Amena, Maria and Doreen Photo by: Ted Simpson

Canada has long been a place of refuge for people 
seeking freedom and fleeing persecution. But a refugee’s journey doesn’t end when they hit Canadian soil. While many refugees can take advantage of government support, the private generosity of volunteer citizen organizations often eases their transition into a new home, language, and society.

One such organization is Ottawa Mennonite Refugee Assistance, now known through the acronym OMRA. Their mission is to make it easier for resettled refugees to get affordable housing in Ottawa, and OMRA’s President, Maria Rigby, has supported refugees for over 30 years.

Maria’s reasons for getting involved were simple. “How could I be so fortunate and not be aware of people who need to be welcomed, need to have someone put their arm around them and help them?” she asks. “These people have really suffered, and we are so fortunate that we can help them rather than be helped.”

OMRA, which is funded through various sources such as private donations and a grocery card program, originally supported refugee families. Recently, the organization transitioned to supporting single refugees, childless couples, or single mothers when they realized that those refugees were most at risk of being unable to afford rent after paying for food and other basic costs of living.

“Refugees have to be referred to us through an agency like Ottawa Community Immigrant Services, the Catholic Centre for Immigrants, or a private sponsorship group, and we conduct an interview with them to determine their level of need,” explains Maria.

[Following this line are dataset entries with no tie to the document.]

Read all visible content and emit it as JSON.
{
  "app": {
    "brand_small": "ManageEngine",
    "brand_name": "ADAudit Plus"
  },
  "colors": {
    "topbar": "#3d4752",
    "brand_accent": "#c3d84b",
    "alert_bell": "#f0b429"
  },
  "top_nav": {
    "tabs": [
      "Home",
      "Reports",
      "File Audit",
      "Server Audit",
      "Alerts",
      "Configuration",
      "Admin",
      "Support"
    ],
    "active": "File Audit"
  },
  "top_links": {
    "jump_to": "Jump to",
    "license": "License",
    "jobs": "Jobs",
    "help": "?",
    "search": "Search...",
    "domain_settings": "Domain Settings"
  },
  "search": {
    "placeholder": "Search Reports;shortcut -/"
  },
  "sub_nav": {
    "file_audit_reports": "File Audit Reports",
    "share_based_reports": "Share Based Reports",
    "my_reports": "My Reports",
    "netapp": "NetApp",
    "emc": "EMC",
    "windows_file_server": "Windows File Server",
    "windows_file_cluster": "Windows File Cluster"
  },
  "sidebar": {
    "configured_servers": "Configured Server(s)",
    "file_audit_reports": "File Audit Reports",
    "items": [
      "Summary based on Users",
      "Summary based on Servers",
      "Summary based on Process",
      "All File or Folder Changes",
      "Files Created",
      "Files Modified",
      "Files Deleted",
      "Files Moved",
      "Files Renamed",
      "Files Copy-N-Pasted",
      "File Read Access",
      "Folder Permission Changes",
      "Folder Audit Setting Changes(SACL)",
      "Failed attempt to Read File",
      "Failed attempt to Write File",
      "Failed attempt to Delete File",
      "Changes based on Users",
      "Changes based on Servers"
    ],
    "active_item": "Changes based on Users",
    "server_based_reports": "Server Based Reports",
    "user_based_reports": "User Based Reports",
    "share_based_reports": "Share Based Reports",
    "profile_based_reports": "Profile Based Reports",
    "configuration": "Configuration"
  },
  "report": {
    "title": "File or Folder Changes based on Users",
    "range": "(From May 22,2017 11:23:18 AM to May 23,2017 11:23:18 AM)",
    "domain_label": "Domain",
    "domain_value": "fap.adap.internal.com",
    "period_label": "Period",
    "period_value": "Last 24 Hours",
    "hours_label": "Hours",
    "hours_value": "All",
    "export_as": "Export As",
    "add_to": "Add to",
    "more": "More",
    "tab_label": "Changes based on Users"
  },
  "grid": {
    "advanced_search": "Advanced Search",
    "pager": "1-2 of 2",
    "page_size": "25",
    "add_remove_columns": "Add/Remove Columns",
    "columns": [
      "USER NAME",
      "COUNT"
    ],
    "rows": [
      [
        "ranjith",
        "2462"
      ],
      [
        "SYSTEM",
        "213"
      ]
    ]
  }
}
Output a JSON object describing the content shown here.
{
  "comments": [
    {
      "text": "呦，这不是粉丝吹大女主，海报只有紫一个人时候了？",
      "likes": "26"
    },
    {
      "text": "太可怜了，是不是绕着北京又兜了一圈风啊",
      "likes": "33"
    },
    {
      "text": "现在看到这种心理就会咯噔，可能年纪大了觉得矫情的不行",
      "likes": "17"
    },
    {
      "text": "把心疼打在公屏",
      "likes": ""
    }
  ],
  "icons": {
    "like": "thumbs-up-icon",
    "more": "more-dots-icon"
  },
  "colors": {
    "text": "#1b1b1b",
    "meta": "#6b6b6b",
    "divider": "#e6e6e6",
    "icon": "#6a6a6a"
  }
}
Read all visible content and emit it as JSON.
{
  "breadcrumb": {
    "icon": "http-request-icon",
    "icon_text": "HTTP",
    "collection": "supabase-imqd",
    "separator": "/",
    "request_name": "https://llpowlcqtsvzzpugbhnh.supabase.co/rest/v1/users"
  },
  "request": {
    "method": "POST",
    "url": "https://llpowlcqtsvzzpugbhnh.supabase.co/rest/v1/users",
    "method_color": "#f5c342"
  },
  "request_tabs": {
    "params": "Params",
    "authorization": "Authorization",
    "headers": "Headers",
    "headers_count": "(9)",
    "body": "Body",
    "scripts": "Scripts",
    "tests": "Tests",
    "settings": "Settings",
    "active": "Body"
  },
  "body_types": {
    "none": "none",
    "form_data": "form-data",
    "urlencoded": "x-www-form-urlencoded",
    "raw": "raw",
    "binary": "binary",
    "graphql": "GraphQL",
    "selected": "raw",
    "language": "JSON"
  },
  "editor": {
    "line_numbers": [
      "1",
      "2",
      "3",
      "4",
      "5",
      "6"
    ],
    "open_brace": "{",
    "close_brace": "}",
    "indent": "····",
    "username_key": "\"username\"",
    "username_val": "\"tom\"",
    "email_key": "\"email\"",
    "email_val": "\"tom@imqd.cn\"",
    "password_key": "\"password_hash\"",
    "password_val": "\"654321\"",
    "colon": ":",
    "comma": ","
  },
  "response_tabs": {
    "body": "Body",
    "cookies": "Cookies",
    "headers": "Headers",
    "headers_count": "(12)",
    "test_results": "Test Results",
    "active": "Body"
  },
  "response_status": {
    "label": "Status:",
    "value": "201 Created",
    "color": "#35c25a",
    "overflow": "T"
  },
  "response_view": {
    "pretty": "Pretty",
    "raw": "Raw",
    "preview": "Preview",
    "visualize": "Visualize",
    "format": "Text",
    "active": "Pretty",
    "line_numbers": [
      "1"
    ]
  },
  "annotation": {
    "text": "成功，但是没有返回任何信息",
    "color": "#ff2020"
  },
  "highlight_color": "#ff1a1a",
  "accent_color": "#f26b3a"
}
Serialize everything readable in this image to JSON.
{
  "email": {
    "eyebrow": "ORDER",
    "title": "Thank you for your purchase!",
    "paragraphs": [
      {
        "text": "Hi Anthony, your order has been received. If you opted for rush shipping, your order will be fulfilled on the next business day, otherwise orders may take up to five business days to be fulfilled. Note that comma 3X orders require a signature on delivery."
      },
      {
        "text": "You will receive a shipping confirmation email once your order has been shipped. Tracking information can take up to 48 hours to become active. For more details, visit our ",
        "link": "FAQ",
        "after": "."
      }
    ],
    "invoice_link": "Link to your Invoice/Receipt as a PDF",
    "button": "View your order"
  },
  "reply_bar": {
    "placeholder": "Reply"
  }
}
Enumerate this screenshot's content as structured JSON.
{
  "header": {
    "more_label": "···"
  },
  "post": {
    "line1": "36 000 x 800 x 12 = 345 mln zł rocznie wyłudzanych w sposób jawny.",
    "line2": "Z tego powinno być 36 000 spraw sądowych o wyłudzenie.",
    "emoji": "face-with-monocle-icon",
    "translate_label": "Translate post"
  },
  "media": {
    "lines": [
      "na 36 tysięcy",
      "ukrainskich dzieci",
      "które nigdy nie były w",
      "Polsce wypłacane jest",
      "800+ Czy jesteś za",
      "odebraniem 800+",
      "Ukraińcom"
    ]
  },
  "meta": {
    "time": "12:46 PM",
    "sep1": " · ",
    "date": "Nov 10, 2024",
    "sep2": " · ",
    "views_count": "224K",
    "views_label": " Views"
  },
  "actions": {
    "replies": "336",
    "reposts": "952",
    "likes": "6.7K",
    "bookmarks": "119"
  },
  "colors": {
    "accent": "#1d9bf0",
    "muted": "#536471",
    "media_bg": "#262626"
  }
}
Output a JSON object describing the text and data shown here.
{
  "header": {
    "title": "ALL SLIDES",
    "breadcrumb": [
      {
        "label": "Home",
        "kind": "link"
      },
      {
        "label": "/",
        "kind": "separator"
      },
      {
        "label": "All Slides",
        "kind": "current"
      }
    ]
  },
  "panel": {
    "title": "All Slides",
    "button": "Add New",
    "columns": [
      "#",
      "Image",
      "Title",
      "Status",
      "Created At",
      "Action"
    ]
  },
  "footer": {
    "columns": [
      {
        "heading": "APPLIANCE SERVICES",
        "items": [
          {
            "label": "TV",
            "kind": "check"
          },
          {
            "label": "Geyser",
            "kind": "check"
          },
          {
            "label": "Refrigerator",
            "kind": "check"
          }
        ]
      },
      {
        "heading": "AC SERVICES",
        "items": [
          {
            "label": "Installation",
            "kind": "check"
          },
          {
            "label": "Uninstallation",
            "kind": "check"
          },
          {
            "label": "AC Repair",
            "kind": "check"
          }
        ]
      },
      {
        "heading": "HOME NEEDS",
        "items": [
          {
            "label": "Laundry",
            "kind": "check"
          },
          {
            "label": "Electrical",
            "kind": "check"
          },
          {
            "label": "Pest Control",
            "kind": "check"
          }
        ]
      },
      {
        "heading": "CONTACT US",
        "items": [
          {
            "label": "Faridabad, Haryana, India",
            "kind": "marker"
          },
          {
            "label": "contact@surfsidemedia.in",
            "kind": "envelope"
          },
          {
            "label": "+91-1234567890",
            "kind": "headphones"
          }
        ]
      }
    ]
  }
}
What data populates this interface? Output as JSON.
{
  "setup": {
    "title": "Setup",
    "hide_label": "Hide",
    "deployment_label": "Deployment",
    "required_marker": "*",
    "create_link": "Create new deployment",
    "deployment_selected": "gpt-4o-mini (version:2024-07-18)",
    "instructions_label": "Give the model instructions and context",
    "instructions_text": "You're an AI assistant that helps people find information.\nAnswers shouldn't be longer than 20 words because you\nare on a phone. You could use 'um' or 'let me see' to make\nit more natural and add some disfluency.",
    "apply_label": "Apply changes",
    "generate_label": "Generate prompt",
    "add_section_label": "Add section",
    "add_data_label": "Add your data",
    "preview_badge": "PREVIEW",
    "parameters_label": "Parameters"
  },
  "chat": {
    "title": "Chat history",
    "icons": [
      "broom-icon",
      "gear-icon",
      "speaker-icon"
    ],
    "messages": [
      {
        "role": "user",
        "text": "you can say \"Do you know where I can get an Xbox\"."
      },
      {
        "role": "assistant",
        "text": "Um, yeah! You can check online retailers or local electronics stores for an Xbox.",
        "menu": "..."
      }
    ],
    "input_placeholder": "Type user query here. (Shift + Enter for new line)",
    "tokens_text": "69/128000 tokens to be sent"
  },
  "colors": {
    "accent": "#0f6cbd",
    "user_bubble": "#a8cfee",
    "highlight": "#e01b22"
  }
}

The next step is providing a portable rent subsidy to help them cover rental costs and make ends meet. “We knew that otherwise, these individuals would be homeless, and we could not understand how we would invite people to come to our country and then put them in such a helpless situation,” she says.

OMRA also works with various other local organizations to help provide newcomers with supplies and furniture and has started a mentoring, tutoring, and friendship group to help refugees learn basic skills like paying credit card bills or refilling prescriptions.

“Our goal is to help people when they need it most and help them achieve a level of independence,” notes Maria. “We’re there to ensure they can focus on finding work without worrying about where they’ll get their next meal or whether they’ll be homeless next month,” she concludes.
“We just want to make sure they are ok so that they can do 
their job, which is to become a Canadian — a happy, contributing Canadian.”